I have no affiliation with the companies that manufacture these products, as always, I share because I hope that it is of interest.
Hope you’ve all had a great Christmas. This morning to pass the time with no public transport running around here, nothing open, the weather dull, dreary and pretty uninviting and no way of getting anywhere interesting I thought I’d do a very lazy and simple macro shot of my new watch. Thing of beauty as it is it’s the only thing I can do with the watch as it needs quite a few links removed as I don’t have wrists like an Olympic weight lifter and, anyway, there’s no jewellers open in the foreseeable future until we come out of lockdown again. whenever that might be.
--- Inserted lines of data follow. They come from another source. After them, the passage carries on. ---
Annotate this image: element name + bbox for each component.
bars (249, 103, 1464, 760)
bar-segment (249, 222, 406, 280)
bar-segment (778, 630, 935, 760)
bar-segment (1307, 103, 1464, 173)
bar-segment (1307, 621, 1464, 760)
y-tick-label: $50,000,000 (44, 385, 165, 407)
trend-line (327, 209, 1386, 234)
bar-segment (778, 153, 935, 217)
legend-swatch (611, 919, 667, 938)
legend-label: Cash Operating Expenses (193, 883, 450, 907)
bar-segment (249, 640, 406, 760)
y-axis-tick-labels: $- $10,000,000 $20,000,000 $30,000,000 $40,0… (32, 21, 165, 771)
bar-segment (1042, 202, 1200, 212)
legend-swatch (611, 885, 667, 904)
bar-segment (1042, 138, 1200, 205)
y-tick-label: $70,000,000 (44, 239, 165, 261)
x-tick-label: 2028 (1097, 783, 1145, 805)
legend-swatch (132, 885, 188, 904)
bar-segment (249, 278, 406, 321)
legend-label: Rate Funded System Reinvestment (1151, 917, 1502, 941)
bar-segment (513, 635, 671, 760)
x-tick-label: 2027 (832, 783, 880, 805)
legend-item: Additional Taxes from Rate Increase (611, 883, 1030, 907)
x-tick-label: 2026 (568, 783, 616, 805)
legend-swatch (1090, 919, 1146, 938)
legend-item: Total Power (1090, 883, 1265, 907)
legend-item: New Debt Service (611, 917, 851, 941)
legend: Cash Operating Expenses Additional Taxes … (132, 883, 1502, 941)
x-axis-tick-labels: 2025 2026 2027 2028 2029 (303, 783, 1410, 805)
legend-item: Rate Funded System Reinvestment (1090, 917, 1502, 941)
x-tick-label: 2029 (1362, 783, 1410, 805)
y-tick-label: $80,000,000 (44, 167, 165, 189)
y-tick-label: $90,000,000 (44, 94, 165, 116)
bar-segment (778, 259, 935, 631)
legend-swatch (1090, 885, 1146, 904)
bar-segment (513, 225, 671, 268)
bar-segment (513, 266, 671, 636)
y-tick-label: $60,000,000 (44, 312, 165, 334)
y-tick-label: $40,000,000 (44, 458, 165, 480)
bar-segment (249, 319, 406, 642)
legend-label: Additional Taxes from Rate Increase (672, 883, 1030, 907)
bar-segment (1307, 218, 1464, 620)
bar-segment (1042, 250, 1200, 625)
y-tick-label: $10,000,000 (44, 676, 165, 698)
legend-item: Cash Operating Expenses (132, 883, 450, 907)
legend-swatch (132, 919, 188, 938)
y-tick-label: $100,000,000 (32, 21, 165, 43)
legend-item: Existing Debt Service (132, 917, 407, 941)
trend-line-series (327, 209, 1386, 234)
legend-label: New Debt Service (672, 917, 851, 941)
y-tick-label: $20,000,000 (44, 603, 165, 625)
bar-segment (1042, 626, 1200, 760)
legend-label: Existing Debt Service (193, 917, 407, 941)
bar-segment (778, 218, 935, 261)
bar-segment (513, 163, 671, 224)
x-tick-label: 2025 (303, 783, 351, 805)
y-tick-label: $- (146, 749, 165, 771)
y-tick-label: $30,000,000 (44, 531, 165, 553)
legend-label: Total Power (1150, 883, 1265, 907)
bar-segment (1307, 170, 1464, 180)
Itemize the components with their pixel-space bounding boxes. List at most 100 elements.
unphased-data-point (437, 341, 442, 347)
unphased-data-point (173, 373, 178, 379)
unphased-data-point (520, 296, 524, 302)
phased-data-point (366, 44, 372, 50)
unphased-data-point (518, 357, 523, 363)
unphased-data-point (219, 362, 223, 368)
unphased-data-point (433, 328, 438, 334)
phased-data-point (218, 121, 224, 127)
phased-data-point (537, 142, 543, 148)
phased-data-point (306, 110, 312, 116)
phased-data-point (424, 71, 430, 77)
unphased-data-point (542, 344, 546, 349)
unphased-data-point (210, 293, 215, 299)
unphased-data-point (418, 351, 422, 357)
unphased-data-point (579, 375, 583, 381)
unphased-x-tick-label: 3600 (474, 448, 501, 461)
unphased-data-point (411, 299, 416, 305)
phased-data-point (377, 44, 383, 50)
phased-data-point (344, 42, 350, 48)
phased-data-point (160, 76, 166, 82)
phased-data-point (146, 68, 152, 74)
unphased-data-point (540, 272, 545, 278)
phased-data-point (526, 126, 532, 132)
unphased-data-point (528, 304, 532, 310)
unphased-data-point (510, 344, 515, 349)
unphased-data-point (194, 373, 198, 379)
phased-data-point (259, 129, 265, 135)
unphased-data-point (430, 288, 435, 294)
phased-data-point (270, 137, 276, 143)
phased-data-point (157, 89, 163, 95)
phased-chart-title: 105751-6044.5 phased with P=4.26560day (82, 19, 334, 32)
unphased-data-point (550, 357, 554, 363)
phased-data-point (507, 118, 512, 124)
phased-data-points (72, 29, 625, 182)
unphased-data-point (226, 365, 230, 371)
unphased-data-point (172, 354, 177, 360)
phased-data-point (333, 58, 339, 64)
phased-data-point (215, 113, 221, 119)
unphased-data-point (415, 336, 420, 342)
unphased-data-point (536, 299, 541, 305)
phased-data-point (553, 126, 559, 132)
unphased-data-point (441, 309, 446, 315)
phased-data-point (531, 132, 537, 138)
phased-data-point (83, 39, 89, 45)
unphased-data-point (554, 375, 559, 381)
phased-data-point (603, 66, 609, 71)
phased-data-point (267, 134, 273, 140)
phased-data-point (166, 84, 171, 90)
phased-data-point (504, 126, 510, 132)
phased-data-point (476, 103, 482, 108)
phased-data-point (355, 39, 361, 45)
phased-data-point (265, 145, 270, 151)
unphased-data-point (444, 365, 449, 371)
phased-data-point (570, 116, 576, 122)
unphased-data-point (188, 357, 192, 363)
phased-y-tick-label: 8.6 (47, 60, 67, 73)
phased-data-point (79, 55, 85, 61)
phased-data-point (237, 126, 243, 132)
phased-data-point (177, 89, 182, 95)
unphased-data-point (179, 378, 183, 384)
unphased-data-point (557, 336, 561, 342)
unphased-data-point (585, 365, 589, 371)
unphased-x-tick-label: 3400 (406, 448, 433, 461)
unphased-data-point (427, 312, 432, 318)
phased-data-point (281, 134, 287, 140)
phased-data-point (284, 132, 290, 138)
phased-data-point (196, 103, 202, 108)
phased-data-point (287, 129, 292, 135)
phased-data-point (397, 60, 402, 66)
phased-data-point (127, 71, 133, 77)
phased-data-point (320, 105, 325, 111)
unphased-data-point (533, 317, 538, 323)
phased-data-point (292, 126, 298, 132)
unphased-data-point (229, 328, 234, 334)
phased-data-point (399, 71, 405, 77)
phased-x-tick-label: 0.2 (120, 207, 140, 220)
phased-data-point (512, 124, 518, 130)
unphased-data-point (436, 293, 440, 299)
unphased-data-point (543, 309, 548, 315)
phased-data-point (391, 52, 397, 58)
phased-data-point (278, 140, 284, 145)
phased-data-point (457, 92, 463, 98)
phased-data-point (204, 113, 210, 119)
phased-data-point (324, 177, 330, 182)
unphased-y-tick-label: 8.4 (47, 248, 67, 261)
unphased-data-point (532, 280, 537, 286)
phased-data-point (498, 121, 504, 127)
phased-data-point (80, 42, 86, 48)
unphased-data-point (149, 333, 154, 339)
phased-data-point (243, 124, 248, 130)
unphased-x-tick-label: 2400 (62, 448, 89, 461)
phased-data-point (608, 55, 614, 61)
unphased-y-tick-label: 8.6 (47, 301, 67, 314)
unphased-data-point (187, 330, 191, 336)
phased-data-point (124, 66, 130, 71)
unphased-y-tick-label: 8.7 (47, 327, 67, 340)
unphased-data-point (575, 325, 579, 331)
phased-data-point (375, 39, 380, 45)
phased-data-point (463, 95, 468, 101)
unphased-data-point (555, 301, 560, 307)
I decided not to use my normal macro setup and just pop my Sigma ART 60mm lens, a very affordable and very sharp lens, plus Olympus M-CON macro converter on my Olympus E-PL5, stick it on a tripod with a self-timer and light it with an overhead LED light, it doesn’t get much more simple than that.
No focus stacking, just a plain and simple macro shot. Macro doesn’t have to be expensive. It’s like any other form of photography it can be (become) 🙂 as expensive and technical as you want to make it.
I share his thinking on size, weight and the difference between expensive, faster, and by definition, heavy, lenses and their more affordable counterparts as well as photographic philosophy. I own quite a few of the small lenses that he features in the video (Panasonic Lumix, 12-32mm and 20mm 1.7, Olympus 17mm 1.8, 25mm 1.8 and 45mm 1.8) and they’re all extremely good as is the Lumix 14mm 2.5, another great little pancake lens. Another bonus I should perhaps mention is that the 14mm, 17mm, 20mm and 25mm all have a 46mm filter thread and the 12-32 and 45mm have a 37mm filter thread so it’s economical on filters and interchangeability.
I might be able to get out today if our online shopping turns up early. It’s nice and sunny outside and I’m setting myself a bit of a challenge to only use my Olympus 9mm and 15mm body cap lenses which, given good light are capable of good results, on my diminutive EPL-5 camera. This is a very fun, compact and lightweight combination. I’ll take my TG-5 as an all weather backup in case the weather takes a turn for the worse and yes I do like red/black and silver . As my shoulder and neck are quite painful I’m not even taking a camera bag they can go in my jacket pockets.
Recently I’ve watched excellent videos by Olympus visionaries Robin Wong and Jimmy Cheng and also Rob Trek and I’ve found myself in complete agreement with the points that they make. I’ve been asked quite a few times about what cameras and lenses I would recommend and “what’s the best camera” as if there is such a thing as best. I’ve never owned a camera (and I’ve owned quite a few over the years) 🙂 that has revolutionised my approach to photography. It’s an impossible question to answer as just about any modern camera and lenses are more than capable of producing technically great results, the camera doesn’t choose the subject or frame the shot!. What it is about is composition, taking time to master basic techniques, developing an eye for a shot and one’s imagination, that’s it, plain and simple. The only thing that I will say is that my preference for lightweight, portable gear has greatly increased my ability to get to where I’m going and walk around for longer and thus get more shots to work with , the bottom line is that the camera is only a tool, simply a means to an end.